An urban, liveable city is incomplete without a clean and accessible public restroom. It is a signal of welcome that rivals parks, benches, and trash cans. Easy access to clean, safe public restrooms is not only essential for personal and public health, but it is also essential for city liveability. Accessible toilets are also better for business and promoting tourism. People are more likely to visit parks, ride their bikes, jog, and walk if they know there are clean, safe public restrooms nearby. As a result, cities are increasingly investing in them. The Public toilet outside the Ebisu railway station in Central Tokyo is one of the examples of accessible and clean public spaces that make the urban neighborhood liveable.

Kashiwa Sato is a well-known Japanese artist who offers fresh perspectives on global society. He was born in Tokyo in 1965 and graduated from the Tama Art University Department of Graphic Design. After working for Hakuhodo Inc., a well-known Japanese advertising firm, he launched his own independent business in 2000. As a brand strategy architect, he has received high praise in a variety of fields for consistent, comprehensive work distinguished by a strong sense of creativity—from concept development to communication planning design to visual development.

Tokyo Toilet Project

Most seasoned travelers will wax poetic about the Japanese toilet, which is a technological marvel. It should come as no surprise that the quintessential Japanese lavatory experience should allow both residents and visitors to feel more than welcome in a foreign space in a country that places so much emphasis and value on the concept of omotenashi (hospitality). Shibuya, a commercial and financial district in downtown Tokyo, is also home to two of the busiest railway stations, Shibuya Station and Shinjuku Station. 

Public Toilet wrapped with White Aluminium Louvres In Central Tokyo by Kashiwa Sato - Sheet1
Tokyo Toilet

As part of the Tokyo Toilet initiative, 16 creative heavyweights, including Tadao Ando, Shigeru Ban, and Kashiwa Sato, transformed 17 public toilets in Shibuya. Combining Japan’s exceptional hygiene standards with unique design elements, these public restrooms are accessible to everyone, regardless of gender, age, or disability, demonstrating the possibilities of an inclusive society, particularly in a country known for its homogeneity.

Kashiwa Sato’s Pure White Toilet

Alongside the Ebisu station in Central Tokyo, Japan, is a bright and white public facility that looks like a sculptural piece in the middle of an urban plaza. For a person walking toward this white box, the function of this structure is not easy to determine. Kashiwa Sato set out to create a distinct identity for the plaza that would draw attention. The designer considered the toilet a neighborhood symbol that people see daily, but he later stated that it should not have been too conspicuous.

Public Toilet wrapped with White Aluminium Louvres In Central Tokyo by Kashiwa Sato - Sheet2
Toilet outside Ebisu

The toilet, designed on a square plan, has four individual stalls made of white aluminum louvers that give off a light and airy impression.

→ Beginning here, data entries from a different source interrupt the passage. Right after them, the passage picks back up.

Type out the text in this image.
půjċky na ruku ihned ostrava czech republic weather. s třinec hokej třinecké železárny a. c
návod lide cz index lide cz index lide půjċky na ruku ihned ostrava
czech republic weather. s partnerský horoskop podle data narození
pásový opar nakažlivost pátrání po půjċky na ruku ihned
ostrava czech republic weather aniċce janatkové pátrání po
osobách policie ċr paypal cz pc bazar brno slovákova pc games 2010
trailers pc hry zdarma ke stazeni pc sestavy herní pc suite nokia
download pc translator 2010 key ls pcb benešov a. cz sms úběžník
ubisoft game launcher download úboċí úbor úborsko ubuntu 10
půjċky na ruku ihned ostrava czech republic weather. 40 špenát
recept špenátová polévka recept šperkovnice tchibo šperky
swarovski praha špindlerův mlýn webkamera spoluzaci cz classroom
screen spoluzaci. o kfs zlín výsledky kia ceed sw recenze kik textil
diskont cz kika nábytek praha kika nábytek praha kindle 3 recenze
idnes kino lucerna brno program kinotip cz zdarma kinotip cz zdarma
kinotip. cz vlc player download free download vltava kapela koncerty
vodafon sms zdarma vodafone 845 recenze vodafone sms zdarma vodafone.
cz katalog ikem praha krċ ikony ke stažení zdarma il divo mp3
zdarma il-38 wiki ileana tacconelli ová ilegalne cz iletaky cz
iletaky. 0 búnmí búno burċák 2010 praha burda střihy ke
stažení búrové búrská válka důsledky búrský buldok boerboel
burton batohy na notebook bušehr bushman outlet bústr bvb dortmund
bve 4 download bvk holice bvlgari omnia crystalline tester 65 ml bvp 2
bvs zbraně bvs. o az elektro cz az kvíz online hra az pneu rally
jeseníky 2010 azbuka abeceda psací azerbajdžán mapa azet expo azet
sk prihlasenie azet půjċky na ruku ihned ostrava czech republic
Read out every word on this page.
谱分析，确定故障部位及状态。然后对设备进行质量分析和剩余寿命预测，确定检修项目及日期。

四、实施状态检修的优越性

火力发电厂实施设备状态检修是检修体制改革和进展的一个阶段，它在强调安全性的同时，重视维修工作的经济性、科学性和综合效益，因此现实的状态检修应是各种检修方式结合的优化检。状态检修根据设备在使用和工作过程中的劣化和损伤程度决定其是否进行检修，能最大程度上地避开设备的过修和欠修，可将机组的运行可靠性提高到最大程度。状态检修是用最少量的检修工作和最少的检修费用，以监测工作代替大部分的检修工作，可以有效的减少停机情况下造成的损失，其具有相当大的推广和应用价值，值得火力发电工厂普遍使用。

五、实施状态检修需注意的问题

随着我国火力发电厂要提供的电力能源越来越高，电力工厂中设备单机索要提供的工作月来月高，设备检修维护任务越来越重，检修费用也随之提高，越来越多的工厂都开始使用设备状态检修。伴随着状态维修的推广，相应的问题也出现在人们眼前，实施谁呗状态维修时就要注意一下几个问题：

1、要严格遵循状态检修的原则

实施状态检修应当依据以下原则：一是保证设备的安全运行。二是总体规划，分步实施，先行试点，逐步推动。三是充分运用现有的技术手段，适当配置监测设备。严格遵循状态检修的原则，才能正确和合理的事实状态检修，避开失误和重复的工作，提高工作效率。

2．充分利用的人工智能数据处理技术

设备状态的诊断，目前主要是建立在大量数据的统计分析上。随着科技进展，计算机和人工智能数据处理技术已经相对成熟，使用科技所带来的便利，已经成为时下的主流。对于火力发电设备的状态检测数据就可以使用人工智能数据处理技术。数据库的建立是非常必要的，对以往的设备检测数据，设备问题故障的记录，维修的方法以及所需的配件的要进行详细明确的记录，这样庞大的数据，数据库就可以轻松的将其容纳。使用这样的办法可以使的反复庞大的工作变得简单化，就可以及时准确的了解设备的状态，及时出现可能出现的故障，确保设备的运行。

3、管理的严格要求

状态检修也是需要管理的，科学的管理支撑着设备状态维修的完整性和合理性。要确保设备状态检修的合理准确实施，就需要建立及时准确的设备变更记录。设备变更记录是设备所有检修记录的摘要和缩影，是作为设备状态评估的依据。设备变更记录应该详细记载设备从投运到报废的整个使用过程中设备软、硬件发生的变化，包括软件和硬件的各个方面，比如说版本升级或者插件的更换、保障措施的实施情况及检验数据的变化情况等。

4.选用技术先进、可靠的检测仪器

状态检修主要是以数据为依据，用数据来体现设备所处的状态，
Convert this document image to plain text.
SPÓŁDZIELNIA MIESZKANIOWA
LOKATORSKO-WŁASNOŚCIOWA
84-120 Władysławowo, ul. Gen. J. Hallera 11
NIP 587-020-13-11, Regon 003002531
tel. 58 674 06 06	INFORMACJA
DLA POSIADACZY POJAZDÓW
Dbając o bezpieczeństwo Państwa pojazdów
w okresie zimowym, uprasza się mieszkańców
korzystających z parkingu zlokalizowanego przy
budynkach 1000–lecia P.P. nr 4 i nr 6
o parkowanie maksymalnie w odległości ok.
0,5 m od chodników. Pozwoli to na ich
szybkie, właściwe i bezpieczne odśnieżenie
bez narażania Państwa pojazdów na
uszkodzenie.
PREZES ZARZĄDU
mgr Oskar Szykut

The purpose of creating a pure white toilet is to reflect cleanliness, which is expected in every toilet, by combining all of its components in the color white. The white aluminum louvers enclose a light-filled corridor surrounding the main facility to provide a secure and private environment. The bright and light appearance of the aluminum louvers creates a quiet appearance that blends naturally with the cityscape. The louvers are separated by two-centimeter gaps, resulting in a permeable wall with an open space at its base.

Public Toilet wrapped with White Aluminium Louvres In Central Tokyo by Kashiwa Sato - Sheet3
Pure White Toilet with white aluminium

According to Sato, the facility should be easy to enter, easy to use, and have a clean appearance that inspires passersby to feel a little brighter and fresher. The Tokyo Toilet Project’s goal is to contribute to a society that is clean, secure, harmonious, and accepting of diversity. Kashiwa Sato’s design promotes security from both the inside and the outside by allowing appropriate levels of visibility into the restroom while ensuring the privacy of users in the stalls. The toilets are also easily accessible and usable by anyone, regardless of age, gender, or disability. Sato also mentioned that the design creates a bright and refreshing atmosphere in the area while remaining unobtrusive to daily commuters.

Rethinking Toilets

While toilets are frequently overlooked or dismissed as insignificant, access to adequate toilet space is a critical practical issue for many people daily. To ensure community participation, public restrooms must be safe, accessible, and inclusive. Toilet planning and provision should be guided by city-wide policies, principles of user-responsive design, and clear roles and responsibilities for toilet provision and maintenance. The provision of a clean and accessible toilet promotes individual and collective health and economic outcomes while providing inclusive public spaces and protecting user dignity. Public toilets frequently reflect dominant groups’ right to occupy urban public spaces. Rethinking toilet access can help us rethink definitions of ‘ability,’ gender, and eventually a public space. Providing accessible toilets and better sanitation has the potential to validate, reinforce, and celebrate public culture and our collective ‘right to the city.’

Inclusive Public

The role of architects and designers in designing cost-effective and sanitary toilets can be emphasized with better policymaking. There isn’t enough ‘design’ in the current scenario of ‘designing public toilets.’ There is a lot more emphasis on toilet location and seat count. The government is critical in identifying locations where public restrooms are needed, after which other stakeholders are brought in. Responsible and sensitive designs can ensure the use of appropriate materials, streamlined movement patterns, appropriate sewage treatment and disposal, and practical and well-thought-out layouts, all while adding an aesthetic touch in response to site conditions. The design approach for public toilets in the Tokyo Toilet Project emphasizes heavily embracing better sanitation and accessible public spaces. Such design competitions only encourage architects and designers to create better designs for the well-being of a community.

References :

  1. Kashiwa Sato.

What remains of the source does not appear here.